ALTA NAS GÔNDOLAS: Em 12 meses, o preço da carne já avançou 38% e pressina o bolso do brasileiro. (Crédito:Eduardo Matysiak)

Para as empresas, a alta dos custos de energia preocupa, já que não há espaço para repasse ao consumidor. Étore Sanches, economista-chefe da Ativa Investimentos, afirmou que, dependendo da área, a conta de luz pode chegar a 30% da composição final do produto na gôndola.

INVESTIMENTOS Na segunda-feira (7), o Operador Nacional do Sistema Elétrico (ONS) enviou para a Agência Nacional de Águas (ANA) uma nota informando que oito reservatórios do sistema interligado podem entrar em colapso até novembro devido à seca. O governo federal informou que irá rever contratos de térmicas para reativar as que estavam paradas ou demandam pequenas obras. Para Rui Chammas, CEO da Isa Cteep, maior grupo privado em transmissão de energia, ainda que o País possua um sistema integrado de distribuição muito robusto, “o cenário de seca é procupante”. Uma solução adequada depende dos grandes investimentos que estão a caminho no setor elétrico, estimados em R$ 100 bilhões entre 2020 e 2030. “Eles vão garantir ao País ter mais segurança energética nos próximos anos”, disse.

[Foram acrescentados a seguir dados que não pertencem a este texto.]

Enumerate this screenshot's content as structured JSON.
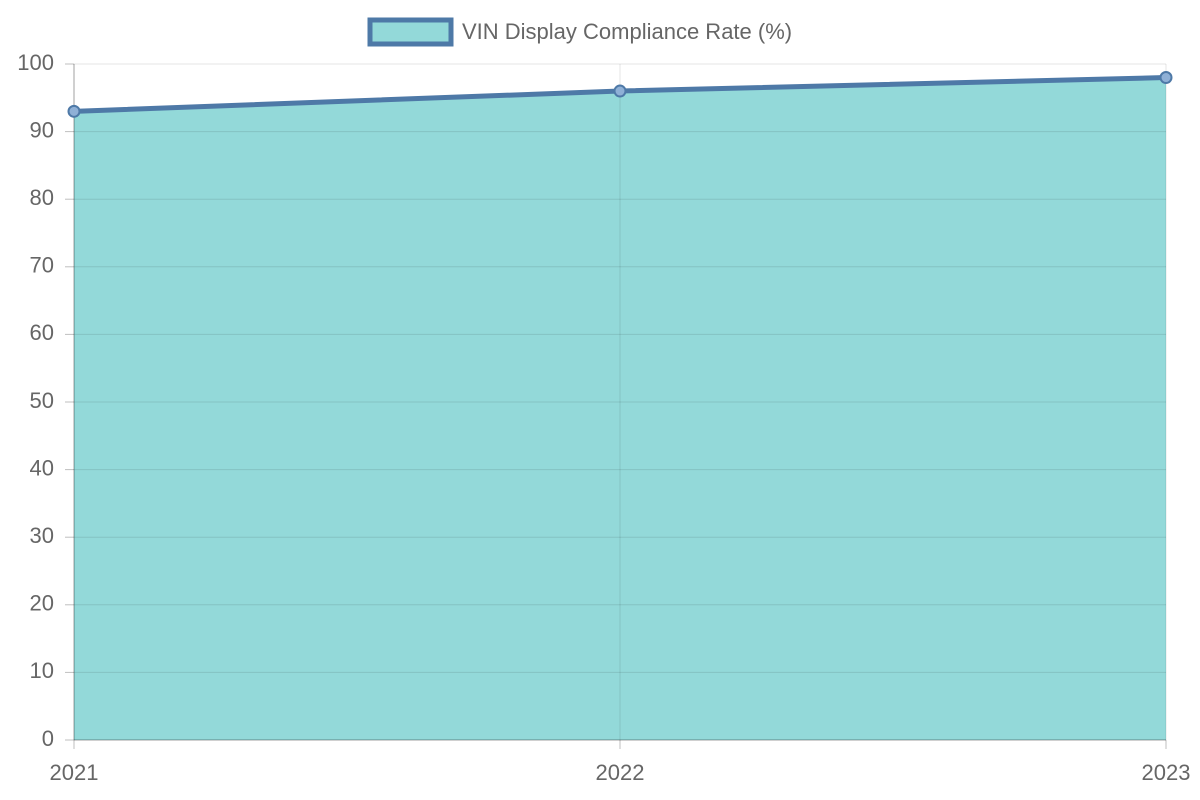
{
  "chart_data": {
    "type": "area",
    "categories": [
      "2021",
      "2022",
      "2023"
    ],
    "series": [
      {
        "name": "VIN Display Compliance Rate (%)",
        "color": "#4e79a7",
        "fill": "#93d9d9",
        "values": [
          93,
          96,
          98
        ]
      }
    ],
    "ylim": [
      0,
      100
    ],
    "yticks": [
      0,
      10,
      20,
      30,
      40,
      50,
      60,
      70,
      80,
      90,
      100
    ],
    "grid": true,
    "legend": "top"
  }
}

No Legislativo, planos de médio e longo prazo também existem, e alguns deles podem mais atrapalhar que ajudar. O Projeto de Lei 5829/2019, por exemplo, dá benefícios para quem gerar energia solar ou eólica, mas eleva a tributação nas hidrelétricas. Há ainda a discussão sobre a privatização da Eletrobras. Com vencimento do texto em 22 de junho, o tempo urge. Em entrevista recente, o secretário de privatizações do governo federal, Diogo Mac Cord, afirmou querer que a privatização avance porque com isso seria possível reduzir tarifas e evitar problemas de abastecimento e risco de apagão.

Deixar a população no escuro e sem comida é um risco elevado para um governo com interesse em um segundo mandato. Para o economista Luiz Carlos Hoffmann, a conta de luz e os preços dos combustíveis e da carne são fatores que podem fazer a população cobrar o governo. Para ele, apenas uma intervenção nos preços poderia fazer a meta de inflação ser mantida. “Acho uma escolha perigosa porque uma hora esse preço represado vai ser cobrado. Seja para o consumidor, acionistas ou o próprio governo”, disse. Mais otmista, André Braz, coordenador de índices de preços da Fundação Getulio Vargas (FGV) prevê desaceleração do IPCA nos próximos meses. “Nossa exposição a uma inflação forte tende a diminuir. Podemos ter um IPCA de 6,3%”, afirmou.